The method used was described previously [1]. Briefly, NSPCs were treated with or without BDNF. Single cells were harvested by trypsin digestion and mechanical disassociation. Cell proliferation was examined by BrdU staining. For the BrdU incorporation assay, NSPCs were treated with BrdU (100 mg/mL; Sigma-Aldrich, St. Louis, MO, USA) for 24 hours and then stained with FITC-BrdU (20 μL/106 cells; BD Biosciences, San Diego, CA, USA). Apoptotic cells death was determined using an FITC-Annexin V/PI Apoptosis Detection Assay according to the manufacturer’s protocol (Beijing Biosea Biotechnology, China). All data were obtained and analyzed by flow cytometry using the Cell Quest software on a FACScan instrument (BD Biosciences).
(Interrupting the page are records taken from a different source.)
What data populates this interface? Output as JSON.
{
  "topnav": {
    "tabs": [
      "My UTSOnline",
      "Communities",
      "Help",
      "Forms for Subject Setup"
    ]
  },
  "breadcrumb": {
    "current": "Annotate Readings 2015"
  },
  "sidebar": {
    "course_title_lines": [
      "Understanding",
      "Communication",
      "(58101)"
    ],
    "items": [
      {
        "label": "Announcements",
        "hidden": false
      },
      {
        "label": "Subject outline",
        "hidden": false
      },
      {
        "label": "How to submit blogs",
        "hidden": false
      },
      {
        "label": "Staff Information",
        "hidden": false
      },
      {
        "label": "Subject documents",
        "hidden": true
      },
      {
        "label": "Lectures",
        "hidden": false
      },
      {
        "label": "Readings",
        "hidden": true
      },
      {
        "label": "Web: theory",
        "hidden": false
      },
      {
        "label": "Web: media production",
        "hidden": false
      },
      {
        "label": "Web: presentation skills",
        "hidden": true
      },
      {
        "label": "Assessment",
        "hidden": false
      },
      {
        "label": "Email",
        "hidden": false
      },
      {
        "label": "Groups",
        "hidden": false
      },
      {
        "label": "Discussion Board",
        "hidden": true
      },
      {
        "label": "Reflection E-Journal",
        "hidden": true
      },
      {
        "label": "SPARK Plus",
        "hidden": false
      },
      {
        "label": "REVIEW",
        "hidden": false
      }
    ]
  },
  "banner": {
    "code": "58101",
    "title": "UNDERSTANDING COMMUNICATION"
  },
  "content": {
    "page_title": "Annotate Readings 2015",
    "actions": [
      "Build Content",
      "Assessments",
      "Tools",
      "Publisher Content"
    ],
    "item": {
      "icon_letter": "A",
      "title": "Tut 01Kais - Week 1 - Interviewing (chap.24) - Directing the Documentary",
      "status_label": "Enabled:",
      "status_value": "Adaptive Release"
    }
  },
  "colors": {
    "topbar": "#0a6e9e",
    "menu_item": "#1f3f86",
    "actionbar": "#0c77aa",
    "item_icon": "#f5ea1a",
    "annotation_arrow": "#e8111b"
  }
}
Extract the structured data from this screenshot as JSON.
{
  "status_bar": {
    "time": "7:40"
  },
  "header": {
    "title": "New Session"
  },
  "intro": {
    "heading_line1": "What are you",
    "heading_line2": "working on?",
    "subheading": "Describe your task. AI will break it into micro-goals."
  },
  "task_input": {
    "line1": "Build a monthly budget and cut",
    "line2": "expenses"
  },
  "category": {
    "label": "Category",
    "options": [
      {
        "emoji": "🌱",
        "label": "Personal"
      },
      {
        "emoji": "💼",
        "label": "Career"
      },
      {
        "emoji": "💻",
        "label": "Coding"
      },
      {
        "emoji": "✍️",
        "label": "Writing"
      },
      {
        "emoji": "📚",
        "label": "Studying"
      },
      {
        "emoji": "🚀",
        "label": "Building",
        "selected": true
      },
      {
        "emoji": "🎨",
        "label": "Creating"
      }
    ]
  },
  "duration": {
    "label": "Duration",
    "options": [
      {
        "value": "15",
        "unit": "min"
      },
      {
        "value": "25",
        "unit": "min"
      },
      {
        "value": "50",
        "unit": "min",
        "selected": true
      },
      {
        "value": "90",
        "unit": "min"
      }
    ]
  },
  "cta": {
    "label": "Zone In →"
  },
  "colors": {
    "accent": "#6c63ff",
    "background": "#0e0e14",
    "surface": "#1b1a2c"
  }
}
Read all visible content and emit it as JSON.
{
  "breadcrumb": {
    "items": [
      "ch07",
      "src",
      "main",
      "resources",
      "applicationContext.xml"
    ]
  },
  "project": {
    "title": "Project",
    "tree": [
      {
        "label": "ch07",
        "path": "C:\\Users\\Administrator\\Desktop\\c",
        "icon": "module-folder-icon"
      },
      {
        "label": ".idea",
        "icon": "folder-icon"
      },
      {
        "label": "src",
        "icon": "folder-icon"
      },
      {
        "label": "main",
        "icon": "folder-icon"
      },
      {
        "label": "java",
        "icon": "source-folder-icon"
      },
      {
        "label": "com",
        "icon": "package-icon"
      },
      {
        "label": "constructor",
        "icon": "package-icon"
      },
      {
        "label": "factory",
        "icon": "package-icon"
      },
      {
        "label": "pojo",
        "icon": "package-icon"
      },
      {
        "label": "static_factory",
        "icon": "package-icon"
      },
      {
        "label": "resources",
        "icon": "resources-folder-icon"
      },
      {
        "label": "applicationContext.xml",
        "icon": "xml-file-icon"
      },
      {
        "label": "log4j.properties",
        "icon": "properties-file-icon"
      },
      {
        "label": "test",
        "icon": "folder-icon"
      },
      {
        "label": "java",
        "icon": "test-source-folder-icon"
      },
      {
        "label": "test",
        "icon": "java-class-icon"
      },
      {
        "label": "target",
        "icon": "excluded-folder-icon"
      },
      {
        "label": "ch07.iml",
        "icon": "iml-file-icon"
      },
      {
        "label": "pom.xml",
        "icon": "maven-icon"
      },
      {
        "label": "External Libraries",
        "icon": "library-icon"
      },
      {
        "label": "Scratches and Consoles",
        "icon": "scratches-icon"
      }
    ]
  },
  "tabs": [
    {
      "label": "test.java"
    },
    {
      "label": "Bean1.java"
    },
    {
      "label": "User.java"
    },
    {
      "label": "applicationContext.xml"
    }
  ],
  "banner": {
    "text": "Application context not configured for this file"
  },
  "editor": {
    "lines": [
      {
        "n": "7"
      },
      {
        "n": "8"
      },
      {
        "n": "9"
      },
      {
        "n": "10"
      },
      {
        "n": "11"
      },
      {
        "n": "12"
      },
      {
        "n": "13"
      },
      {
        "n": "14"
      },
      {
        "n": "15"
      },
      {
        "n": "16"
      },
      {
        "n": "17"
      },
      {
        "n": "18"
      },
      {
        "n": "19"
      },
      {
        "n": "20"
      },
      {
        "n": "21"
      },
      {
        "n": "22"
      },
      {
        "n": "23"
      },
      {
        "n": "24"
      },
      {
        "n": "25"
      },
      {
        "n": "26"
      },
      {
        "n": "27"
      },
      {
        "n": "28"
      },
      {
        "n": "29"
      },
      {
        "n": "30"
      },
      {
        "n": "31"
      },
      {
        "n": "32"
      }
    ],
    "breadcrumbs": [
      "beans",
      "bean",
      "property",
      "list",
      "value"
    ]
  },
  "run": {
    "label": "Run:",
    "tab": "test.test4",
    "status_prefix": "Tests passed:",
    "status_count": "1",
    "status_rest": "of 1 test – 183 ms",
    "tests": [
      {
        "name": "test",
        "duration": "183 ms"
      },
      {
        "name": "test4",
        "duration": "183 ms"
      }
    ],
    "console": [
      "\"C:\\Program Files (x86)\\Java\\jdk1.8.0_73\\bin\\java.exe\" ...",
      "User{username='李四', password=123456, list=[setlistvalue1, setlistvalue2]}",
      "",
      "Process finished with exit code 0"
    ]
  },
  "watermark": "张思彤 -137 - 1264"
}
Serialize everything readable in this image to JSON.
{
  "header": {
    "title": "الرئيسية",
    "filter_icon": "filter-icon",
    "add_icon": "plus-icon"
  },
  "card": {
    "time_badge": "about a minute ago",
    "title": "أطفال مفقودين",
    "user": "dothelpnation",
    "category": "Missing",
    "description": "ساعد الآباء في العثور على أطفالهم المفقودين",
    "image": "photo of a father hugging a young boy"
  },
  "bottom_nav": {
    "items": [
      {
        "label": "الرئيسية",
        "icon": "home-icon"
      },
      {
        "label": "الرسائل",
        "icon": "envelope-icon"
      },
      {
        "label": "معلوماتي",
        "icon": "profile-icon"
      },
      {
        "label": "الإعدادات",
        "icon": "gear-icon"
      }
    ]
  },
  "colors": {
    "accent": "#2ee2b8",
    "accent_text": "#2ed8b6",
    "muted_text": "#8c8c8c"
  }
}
4.4. Transwell Cell Migration Assay

The method used was as described previously [31,32]. Briefly, all migration assays were performed in triplicate wells using 6.5-mm Transwell chambers with 8-μm pore size (Corning Costar, Lowell, MA, USA). NSPCs in suspension (100 μL, 2 × 105 in medium) were mixed with various concentrations of BDNF (0, 20, 50 and 100 ng/mL) alone or with EGF and added to the upper chamber. All lower chambers were filled with 650 μL of medium, and the plates were incubated at 37 °C for 24 hours. In inhibition experiments, the cells were pretreated for 2 hours at 37 °C with LY294002 before 50 ng/mL BDNF and EGF addition. After incubating, the remaining cells in the upper chamber were removed. The filter was stained with DAPI (1 μg/mL). The cells were counted under a microscope and the number of migrating cells per well was calculated by averaging the number of cells counted in three separate high power fields. The counts for three replicate wells were averaged.

4.5. Western Blotting

To examine the effect of BDNF on the phosphorylation of Akt, cells were cultured in medium with EGF and BDNF (0, 20, 50 and 100 ng/mL) or treated with BDNF alone for 2 hours. For experiments utilizing the inhibitor LY294002, cells were pretreated with LY294002 (20 μM) for 2 hours and then stimulation with 50 ng/mL BDNF and EGF for 2 hours. For the analysis of phosphorylated proteins, the cells were lysed in lysis buffer supplemented with phosphatase inhibitors (20 mM β-glycero phosphate, 10 mM NaF, and 0.1 mM Na3VO4). Equal amounts of proteins were separated on a 10% SDS-polyacrylamide gel by electrophoresis and then transferred onto PVDF membranes by western blotting. After blocking of non-specific binding, the membrane was incubated with primary antibodies for phosphorylated Akt-1 and total Akt-1 (1:1,000; Cell Signaling Technologies, Danvers, MA, USA) overnight at 4 °C, followed by incubation with horseradish peroxidase-conjugated secondary antibodies (1:10,000; Cell Signaling Technologies). Immunoreactivity was visualized by using the Enhanced Chemiluminescent (ECL) solution (Pierce, Rockford, IL, USA) and exposure to film. For data quantitative analysis, the films were scanned and band densitometry was performed with the Image J program.

4.6. Statistical Analyses

Data were expressed as means ± standard deviation (SD). Statistical tests for difference of means between two independent groups were performed using the two-sided Student’s t-test. Significance was indicated by a p-value of less than 0.05. All experiments were performed in quadruplicate and repeated at least three times.

5. Conclusions

Overall, we have provided evidence that EGF can stimulate proliferation and migration of human NSPCs. Its regulation may be affected by BDNF via the PI3K/Akt kinase pathway; thus, both BDNF and EGF may functionally modulate the regulatory network of neurogenesis. In addition, our results are relevant for defining the ideal culture medium for neural cells expansion in vitro. These results will contribute to our understanding of mechanisms underlying growth factors in the development of NSPCs during neurogenesis, and will likely be helpful for development of therapeutic applications using NSPCs to improve lifespan and integration of pre-treated cells after transplantation.